Today’s entry isn’t quite done yet, but that’s only because I completely blanked on getting the rest of the parts when I was at the store on Saturday. Oops.
It’s a controller board for the Spherebot.
I want to take this opportunity right off the top: if you’ve got the resources, I highly suggest buying one of EMSL’s offerings. They’re open-source, and very well designed and made. EMSL do VERY good work.
We, however, didn’t want to spend a ton for screwing around with drawing on ping pong balls, and wanted something more hackable, so a Spherebot it is. One problem, though, was the lack of a controller board - the “official” site just uses a breadboard. That doesn’t cut it with us, so we came up with our own design.
The design is very basic - an ATMega328P with a couple of Pololu stepper driver modules, a servo output, a crystal, and some connectors. Two stepper connectors, one for +12V and +5V in, and one FTDI-type serial connector.
Power is provided by an ATX power supply, and the serial to USB interface will be done with our USB Wildcard board from earlier. All of this is to keep this board as basic as possible.
Schematic and PCB design files can be found on our GitHub.
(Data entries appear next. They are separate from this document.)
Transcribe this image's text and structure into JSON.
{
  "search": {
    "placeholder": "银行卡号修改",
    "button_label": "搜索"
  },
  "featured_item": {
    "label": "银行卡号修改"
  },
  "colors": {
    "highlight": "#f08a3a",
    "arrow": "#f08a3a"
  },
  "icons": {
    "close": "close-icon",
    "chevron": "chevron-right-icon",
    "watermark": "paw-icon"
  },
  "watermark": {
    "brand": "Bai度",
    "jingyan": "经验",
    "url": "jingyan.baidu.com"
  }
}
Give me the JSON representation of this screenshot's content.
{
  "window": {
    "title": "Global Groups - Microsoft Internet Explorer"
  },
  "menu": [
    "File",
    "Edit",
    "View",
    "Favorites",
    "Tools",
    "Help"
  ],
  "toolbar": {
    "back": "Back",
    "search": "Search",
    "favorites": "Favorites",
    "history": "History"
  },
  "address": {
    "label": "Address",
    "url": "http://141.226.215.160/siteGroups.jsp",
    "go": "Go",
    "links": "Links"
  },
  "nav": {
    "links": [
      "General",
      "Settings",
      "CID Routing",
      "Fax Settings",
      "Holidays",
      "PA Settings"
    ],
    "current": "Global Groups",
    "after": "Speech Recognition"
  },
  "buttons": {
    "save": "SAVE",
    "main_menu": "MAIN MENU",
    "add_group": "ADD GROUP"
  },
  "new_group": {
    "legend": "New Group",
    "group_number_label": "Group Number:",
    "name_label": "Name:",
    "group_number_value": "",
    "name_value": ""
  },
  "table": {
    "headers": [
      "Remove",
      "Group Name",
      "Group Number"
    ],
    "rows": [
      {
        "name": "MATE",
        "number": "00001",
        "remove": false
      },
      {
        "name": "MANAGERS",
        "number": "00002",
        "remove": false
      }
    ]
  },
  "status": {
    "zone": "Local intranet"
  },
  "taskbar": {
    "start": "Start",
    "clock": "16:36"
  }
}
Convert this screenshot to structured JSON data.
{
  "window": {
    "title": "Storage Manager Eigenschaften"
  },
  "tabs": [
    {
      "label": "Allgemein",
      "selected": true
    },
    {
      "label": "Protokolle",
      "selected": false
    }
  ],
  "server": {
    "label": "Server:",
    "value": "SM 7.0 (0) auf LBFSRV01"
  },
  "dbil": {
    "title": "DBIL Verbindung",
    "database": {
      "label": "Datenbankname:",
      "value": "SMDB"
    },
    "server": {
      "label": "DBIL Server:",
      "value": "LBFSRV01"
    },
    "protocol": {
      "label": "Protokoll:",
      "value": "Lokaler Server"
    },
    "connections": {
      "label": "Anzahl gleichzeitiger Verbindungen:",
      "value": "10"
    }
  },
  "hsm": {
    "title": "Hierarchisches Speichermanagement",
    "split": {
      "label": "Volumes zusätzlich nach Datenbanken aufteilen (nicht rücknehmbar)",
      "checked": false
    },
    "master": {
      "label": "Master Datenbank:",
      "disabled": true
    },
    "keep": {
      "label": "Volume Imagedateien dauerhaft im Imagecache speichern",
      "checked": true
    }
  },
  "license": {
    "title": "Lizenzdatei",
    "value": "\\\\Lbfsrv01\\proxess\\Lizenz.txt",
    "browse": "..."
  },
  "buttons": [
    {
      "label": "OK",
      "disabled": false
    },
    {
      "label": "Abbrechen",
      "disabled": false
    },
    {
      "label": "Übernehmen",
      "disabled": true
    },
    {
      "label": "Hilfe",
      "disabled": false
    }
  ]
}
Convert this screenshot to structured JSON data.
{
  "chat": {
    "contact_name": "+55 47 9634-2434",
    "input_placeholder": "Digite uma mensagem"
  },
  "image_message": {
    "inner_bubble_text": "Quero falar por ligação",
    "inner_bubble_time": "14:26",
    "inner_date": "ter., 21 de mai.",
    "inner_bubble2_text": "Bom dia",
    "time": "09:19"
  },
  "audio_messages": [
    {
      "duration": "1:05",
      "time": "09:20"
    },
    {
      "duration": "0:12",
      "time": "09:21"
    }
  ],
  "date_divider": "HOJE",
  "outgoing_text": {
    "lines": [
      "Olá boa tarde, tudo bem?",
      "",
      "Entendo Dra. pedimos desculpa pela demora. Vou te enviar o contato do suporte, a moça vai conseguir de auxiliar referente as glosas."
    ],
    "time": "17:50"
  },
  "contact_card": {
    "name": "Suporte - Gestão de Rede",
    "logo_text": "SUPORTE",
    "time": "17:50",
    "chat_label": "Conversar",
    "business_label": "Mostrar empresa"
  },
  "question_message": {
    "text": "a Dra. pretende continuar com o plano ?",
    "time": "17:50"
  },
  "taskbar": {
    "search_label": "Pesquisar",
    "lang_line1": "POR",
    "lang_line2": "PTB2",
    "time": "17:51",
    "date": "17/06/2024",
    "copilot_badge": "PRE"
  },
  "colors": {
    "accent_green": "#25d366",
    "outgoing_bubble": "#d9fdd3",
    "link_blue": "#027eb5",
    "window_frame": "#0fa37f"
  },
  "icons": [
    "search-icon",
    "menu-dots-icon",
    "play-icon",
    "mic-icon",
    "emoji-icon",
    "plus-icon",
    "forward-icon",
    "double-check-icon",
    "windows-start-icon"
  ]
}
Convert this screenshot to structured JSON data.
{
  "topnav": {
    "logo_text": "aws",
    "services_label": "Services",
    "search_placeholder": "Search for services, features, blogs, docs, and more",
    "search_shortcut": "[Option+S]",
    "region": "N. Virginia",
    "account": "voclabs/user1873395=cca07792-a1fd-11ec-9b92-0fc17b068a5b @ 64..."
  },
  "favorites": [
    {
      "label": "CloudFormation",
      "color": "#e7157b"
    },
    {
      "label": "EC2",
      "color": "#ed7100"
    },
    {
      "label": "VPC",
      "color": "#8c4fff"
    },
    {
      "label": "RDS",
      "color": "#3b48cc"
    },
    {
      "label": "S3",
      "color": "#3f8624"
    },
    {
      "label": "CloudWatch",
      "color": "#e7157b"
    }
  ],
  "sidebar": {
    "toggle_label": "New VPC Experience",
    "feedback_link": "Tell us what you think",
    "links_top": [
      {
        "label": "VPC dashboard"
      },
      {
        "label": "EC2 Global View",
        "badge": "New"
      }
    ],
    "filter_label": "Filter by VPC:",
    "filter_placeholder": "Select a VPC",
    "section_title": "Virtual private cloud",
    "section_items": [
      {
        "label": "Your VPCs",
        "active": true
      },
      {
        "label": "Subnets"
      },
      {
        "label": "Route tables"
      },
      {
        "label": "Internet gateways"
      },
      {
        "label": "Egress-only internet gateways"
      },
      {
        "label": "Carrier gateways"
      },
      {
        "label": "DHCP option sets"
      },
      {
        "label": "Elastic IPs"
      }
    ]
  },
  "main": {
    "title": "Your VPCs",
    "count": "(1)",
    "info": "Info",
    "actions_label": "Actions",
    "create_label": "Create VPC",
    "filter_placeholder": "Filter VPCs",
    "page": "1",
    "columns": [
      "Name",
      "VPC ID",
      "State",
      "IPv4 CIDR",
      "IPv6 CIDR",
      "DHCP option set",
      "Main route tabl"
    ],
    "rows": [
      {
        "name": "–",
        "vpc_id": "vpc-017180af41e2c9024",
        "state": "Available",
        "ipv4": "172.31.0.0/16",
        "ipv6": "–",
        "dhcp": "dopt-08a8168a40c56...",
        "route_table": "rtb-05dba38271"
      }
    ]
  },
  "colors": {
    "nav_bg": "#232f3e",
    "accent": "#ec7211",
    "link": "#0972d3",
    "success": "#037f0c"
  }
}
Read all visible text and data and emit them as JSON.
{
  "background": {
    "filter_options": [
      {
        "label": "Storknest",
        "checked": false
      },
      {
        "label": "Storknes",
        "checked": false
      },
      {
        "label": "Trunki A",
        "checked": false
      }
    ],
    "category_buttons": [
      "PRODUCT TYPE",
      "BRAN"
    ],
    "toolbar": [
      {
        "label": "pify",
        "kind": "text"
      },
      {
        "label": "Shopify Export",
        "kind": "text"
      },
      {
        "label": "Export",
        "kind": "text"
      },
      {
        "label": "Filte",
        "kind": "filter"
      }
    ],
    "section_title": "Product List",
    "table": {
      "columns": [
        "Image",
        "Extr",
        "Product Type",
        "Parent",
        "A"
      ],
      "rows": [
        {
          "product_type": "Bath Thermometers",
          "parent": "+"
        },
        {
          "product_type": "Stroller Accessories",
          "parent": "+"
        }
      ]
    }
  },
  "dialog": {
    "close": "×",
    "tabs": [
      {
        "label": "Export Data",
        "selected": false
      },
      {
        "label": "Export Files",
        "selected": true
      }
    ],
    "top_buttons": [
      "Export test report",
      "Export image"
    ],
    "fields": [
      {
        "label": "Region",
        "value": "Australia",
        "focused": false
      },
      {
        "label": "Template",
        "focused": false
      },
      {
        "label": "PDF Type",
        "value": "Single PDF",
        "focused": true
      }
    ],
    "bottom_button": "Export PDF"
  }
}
I’m currently working on building a Spherebot that will use this board.
I hope to finish that up over my Christmas break from work. I’ll be posting more details on how we built it, along with a parts list and how to get the thing going, because that information seems to be a bit hard to find. This board might also feature prominently in a planned project for the DIYPinball project - a simple board for controlling two stepper motors is a useful thing to have lying around.
Not an exciting one today, but hopefully something that other people interested in making Spherebots will find useful.